Early Years
Solomon Popoli Linda was born near Pomeroy, on the labor reserve Msinga, Umzinyathi District Municipality in Ladysmith in Natal, where he was familiar with the traditions of amahubo and izingoma zomtshado (wedding songs) music. He attended the Gordon Memorial mission school where he learned somewhat about Western musical culture, hymns, and choir contests in which he participated. Influenced by the new syncopated music that had been introduced into South Africa from the US during the 1880s, he included it in the Zulu songs he and his friends sang at weddings and feasts.
In 1931, Linda, like many other young African men of those times, left his homestead to find menial work in Johannesburg, by then a sprawling gold-mining town with a great demand for cheap labour.
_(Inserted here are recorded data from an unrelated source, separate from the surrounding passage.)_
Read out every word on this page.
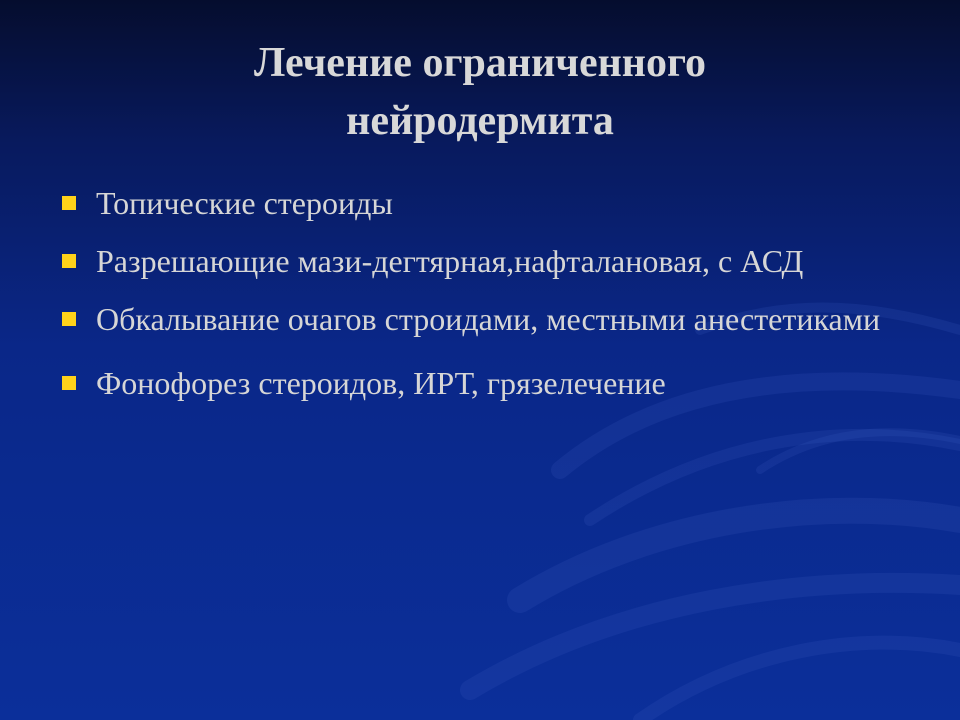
Лечение ограниченного
нейродермита
Топические стероиды
Разрешающие мази-дегтярная,нафталановая, с АСД
Обкалывание очагов строидами, местными анестетиками
Фонофорез стероидов, ИРТ, грязелечение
He worked in the Mayi Mayi Furniture Shop on Small Street and sang in a choir, known as the Evening Birds, managed by his uncles, Solomon and Amon Madondo, and which disbanded in 1933.
Linda found employment at Johannesburg's Carlton Hotel and started a new group that retained the Evening Birds name. The members of the group were Solomon Linda (soprano), Gilbert Madondo (alto), Boy Sibiya (tenor), with Gideon Mkhize, Samuel Mlangeni, and Owen Sikhakhane as basses. They were all Linda's friends from Pomeroy.
The group evolved from performances at weddings to choir competitions. Linda's musical popularity grew with the Evening Birds, who presented "a very cool urban act that wears pinstriped suits, bowler hats and dandy two-tone shoes".